Plus léger, plus simple, moins cher

Burkhard Rost, biologiste informatique à l’Université technique de Munich en Allemagne, est impressionné par la vitesse et la précision combinées du modèle Metas. Mais il se demande si ESMFold offre vraiment un avantage sur la précision d’AlphaFolds lorsqu’il s’agit de prédire les protéines à partir de bases de données métagénomiques. Méthodes de prédiction basées sur un modèle de langage, dont une développée par son équipe3 sont mieux adaptés pour déterminer rapidement comment les mutations modifient la structure d’une protéine, ce qui n’est pas possible avec AlphaFold. Nous verrons la prédiction de la structure devenir plus légère, plus simple, moins chère, et cela ouvrira la porte à de nouvelles choses, dit-il.
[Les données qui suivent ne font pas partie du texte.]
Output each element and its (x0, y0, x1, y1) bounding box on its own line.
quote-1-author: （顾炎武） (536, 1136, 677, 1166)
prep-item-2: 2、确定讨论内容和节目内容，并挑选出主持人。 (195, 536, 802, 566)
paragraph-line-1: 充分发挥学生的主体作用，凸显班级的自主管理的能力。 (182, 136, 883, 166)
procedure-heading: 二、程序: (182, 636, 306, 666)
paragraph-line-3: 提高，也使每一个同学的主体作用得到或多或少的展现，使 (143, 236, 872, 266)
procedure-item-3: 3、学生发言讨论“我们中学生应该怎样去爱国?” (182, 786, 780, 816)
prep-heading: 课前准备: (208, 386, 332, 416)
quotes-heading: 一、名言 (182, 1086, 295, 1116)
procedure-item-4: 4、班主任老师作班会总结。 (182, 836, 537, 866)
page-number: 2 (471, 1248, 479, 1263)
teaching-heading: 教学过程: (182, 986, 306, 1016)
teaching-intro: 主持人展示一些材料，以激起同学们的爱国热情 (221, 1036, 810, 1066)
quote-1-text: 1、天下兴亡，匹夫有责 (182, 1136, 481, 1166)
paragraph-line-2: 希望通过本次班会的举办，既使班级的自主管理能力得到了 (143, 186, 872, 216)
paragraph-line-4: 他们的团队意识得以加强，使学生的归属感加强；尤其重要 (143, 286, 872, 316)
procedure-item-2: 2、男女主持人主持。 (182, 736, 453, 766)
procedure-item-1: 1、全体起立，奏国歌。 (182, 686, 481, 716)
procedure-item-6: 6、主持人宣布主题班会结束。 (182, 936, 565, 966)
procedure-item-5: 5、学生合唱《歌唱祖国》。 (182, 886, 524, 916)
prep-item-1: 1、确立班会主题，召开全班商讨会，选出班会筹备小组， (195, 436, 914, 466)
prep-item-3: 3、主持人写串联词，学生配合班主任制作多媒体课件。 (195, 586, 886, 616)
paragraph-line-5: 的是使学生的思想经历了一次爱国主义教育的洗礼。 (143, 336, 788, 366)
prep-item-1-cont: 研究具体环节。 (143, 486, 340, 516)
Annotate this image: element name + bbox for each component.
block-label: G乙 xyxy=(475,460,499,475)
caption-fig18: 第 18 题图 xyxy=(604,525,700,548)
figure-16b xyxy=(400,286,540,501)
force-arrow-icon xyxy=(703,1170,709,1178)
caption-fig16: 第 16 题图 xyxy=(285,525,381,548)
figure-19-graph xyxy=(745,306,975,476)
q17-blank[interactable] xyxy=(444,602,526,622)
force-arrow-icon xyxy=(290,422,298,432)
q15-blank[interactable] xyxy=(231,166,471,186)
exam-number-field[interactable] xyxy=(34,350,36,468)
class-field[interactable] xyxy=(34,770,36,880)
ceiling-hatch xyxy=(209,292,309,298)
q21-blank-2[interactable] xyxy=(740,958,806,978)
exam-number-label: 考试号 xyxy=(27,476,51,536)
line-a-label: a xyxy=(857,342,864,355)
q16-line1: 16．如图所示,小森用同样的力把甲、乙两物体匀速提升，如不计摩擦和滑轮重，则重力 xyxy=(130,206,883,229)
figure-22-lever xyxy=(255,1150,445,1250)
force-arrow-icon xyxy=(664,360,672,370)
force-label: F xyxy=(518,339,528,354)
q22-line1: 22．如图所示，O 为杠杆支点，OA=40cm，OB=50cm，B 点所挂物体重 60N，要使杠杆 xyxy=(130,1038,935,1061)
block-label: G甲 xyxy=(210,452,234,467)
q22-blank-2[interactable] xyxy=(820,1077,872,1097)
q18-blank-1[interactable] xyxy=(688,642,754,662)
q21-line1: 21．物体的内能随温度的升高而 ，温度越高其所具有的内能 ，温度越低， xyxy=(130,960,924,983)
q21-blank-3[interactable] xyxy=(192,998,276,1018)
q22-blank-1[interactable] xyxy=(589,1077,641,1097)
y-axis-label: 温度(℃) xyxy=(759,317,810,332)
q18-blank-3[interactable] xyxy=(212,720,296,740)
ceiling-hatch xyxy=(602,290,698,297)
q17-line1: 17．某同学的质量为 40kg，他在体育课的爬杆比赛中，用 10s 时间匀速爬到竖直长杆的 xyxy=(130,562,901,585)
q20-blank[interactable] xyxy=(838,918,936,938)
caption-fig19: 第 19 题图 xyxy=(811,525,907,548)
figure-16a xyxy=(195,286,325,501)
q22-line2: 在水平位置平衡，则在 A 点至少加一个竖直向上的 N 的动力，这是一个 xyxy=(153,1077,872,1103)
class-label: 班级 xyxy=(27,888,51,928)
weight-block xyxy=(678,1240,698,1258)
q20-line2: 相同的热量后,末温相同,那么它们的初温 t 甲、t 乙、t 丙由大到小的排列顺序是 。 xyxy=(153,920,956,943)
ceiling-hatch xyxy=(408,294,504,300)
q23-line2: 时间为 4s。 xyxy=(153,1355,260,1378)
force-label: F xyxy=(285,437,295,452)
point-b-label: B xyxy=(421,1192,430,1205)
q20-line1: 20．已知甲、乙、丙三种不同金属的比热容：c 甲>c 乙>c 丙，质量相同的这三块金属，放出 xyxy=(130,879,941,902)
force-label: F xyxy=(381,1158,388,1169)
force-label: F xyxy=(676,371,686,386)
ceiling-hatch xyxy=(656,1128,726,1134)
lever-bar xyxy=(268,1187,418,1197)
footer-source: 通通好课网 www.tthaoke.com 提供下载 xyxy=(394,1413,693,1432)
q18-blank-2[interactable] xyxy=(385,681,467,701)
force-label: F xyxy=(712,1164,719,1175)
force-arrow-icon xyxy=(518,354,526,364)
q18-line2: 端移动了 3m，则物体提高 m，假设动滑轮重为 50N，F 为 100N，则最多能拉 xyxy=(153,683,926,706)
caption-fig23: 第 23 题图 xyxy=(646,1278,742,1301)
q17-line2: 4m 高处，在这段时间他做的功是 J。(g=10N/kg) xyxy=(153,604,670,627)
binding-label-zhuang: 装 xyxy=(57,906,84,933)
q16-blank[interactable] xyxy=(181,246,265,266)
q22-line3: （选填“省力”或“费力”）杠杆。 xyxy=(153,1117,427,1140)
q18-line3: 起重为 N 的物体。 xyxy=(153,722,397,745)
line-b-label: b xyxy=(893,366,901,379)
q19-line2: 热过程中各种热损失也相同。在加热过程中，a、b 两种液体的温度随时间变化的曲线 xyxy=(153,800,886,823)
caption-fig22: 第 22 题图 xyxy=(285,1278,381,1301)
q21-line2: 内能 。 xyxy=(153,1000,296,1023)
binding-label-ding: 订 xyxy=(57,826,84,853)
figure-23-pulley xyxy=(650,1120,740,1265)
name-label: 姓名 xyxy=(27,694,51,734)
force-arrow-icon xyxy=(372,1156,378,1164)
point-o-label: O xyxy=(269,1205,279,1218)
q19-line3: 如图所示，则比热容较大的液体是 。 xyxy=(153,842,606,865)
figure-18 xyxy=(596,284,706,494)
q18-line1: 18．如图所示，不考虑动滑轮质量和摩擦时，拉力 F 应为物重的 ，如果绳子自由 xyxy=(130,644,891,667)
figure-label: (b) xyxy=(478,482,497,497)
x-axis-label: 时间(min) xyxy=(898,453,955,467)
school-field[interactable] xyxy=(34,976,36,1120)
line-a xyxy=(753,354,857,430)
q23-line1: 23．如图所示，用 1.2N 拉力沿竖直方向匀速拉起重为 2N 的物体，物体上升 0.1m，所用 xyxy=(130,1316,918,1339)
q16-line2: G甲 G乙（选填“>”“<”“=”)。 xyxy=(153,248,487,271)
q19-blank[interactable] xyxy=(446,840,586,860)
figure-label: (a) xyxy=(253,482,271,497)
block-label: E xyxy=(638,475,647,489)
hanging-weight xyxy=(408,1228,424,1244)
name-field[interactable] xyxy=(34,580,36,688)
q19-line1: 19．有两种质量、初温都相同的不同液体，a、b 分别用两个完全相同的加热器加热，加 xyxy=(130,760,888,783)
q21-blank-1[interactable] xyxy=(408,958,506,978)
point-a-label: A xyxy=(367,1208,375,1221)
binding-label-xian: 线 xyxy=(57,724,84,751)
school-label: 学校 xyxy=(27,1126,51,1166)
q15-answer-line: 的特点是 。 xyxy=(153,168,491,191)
DeepMind n’a actuellement pas l’intention d’inclure des prédictions structurelles métagénomiques dans sa base de données, mais n’a pas exclu de les ajouter aux futures versions, selon un représentant de l’entreprise. Mais Steinegger et ses collaborateurs ont utilisé une version d’AlphaFold pour prédire les structures de quelque 30 millions de protéines métagénomiques. Ils espèrent trouver de nouveaux types de virus à ARN en recherchant des formes jusque-là inconnues des enzymes copiant le génome du virus.

Steinegger voit la matière noire des biologies de chalutage comme la prochaine étape évidente pour de tels outils. Je pense que nous aurons bientôt une explosion dans l’analyse de ces structures métagénomiques.